Before AUGUSTUS N. HAND, CHASE, and CLARK, Circuit Judges.
CHASE, Circuit Judge.
This is a libel brought by fourteen officers and enlisted seamen of the Greek vessel Eleni against her owner, for wages and for a penalty, under sections 3 and 4 of the Seamen's Act of March 4, 1915, 38 Stat. 1164, 46 U.S.C.A. §§ 596 and 597. The District Court found that there were o wages due and remaining unpaid, and dismissed the libel. 48 F.Supp. 732.
Briefly stated, the relevant parts of the act provide that when a vessel touches at an American port the personnel are entitled upon demand made to the master to receive payment of one-half the amount of their wages then earned and unpaid, and if the master neglects or refuses to comply with such demand the full amount becomes immediately payable and the seamen are discharged from their contract of service. A penalty is likewise provided, whereby the men become entitled to a sum equal to two days' pay for each day that the amounts due them are wrongfully withheld "without sufficient cause." Contrary stipulations in any contract are declared to be of no binding force, and these provisions are made applicable to American and foreign seamen alike whether of the crew of vessels of American or foreign registry.
It was proved at the trial that by Greek custom the personnel of vessels of that nationality do not sign articles upon beginning their service. Compensation and the other incidents of employment are regulated by law. In the present case the basic wages of the various libellants were so fixed at sums ranging from 6 pounds to 16 pounds monthly. This scale was in force on May 23, 1941, when all but one of the libellants shipped aboard the Eleni, and on June 23, 1941, when the remaining man was engaged.
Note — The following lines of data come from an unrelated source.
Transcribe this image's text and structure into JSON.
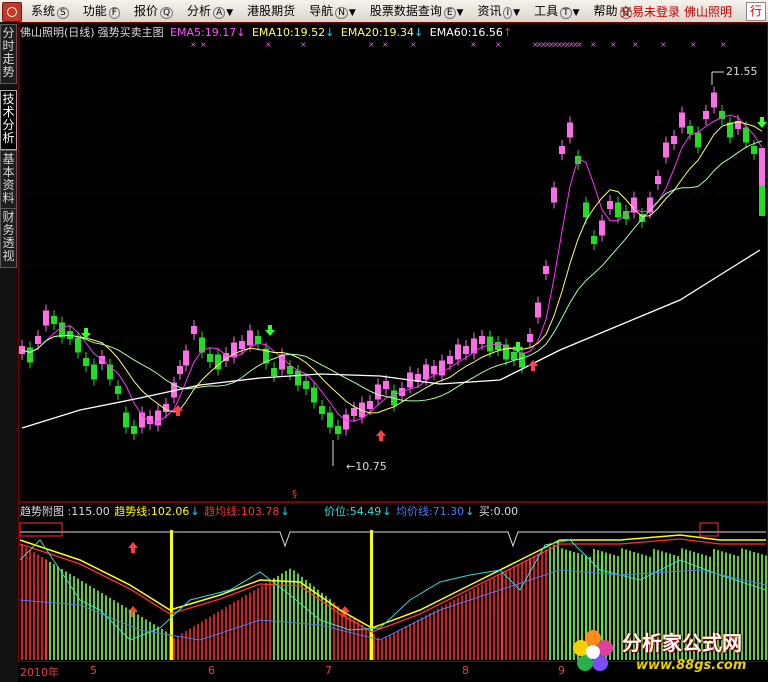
{
  "menubar": {
    "items": [
      {
        "label": "系统",
        "key": "S"
      },
      {
        "label": "功能",
        "key": "F"
      },
      {
        "label": "报价",
        "key": "Q"
      },
      {
        "label": "分析",
        "key": "A"
      },
      {
        "label": "港股期货",
        "key": ""
      },
      {
        "label": "导航",
        "key": "N"
      },
      {
        "label": "股票数据查询",
        "key": "E"
      },
      {
        "label": "资讯",
        "key": "I"
      },
      {
        "label": "工具",
        "key": "T"
      },
      {
        "label": "帮助",
        "key": "H"
      }
    ],
    "status_login": "交易未登录",
    "status_user": "佛山照明",
    "row_button": "行"
  },
  "sidebar": {
    "tabs": [
      "分时走势",
      "技术分析",
      "基本资料",
      "财务透视"
    ],
    "active_index": 1
  },
  "main_legend": {
    "title": "佛山照明(日线)",
    "formula": "强势买卖主图",
    "ema5": "EMA5:19.17",
    "ema10": "EMA10:19.52",
    "ema20": "EMA20:19.34",
    "ema60": "EMA60:16.56",
    "down_arrow": "↓",
    "up_arrow": "↑"
  },
  "sub_legend": {
    "title": "趋势附图 :115.00",
    "trend_line": "趋势线:102.06",
    "trend_avg": "趋均线:103.78",
    "price_level": "价位:54.49",
    "avg_price_line": "均价线:71.30",
    "buy": "买:0.00",
    "down_arrow": "↓"
  },
  "annotations": {
    "high_price": "21.55",
    "low_price": "10.75",
    "marker": "§"
  },
  "time_axis": {
    "labels": [
      "2010年",
      "5",
      "6",
      "7",
      "8",
      "9"
    ]
  },
  "watermark": {
    "title": "分析家公式网",
    "url": "www.88gs.com"
  },
  "colors": {
    "up_candle": "#ff6ee8",
    "down_candle": "#22dd22",
    "ema5": "#ff33ff",
    "ema10": "#ffff66",
    "ema20": "#aaffaa",
    "ema60": "#ffffff",
    "title_pink": "#ff55ff",
    "accent_red": "#ff3030",
    "accent_yellow": "#ffff00",
    "accent_cyan": "#33dddd",
    "accent_blue": "#4b7bff",
    "menubar_bg": "#ece9e0"
  }
}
At these times there was also in effect a governmental order described as Decree No. 11114, which provided, among other things, for a general war bonus of 150% of the basic wages beginning March 15, 1941. On May 28 this was modified by another decree which increased the general bonus to 200% of the basic wages. On August 5, 1941, representatives of the shipowners and of various seamen's unions entered into a written agreement which provided for payment of the wages prescribed by law and of the 200% bonus. The substance of this agreement was embodied in a so-called protocol issued by the Greek government in exile in London on August 26, 1941. This document recited the government's approval of the agreement.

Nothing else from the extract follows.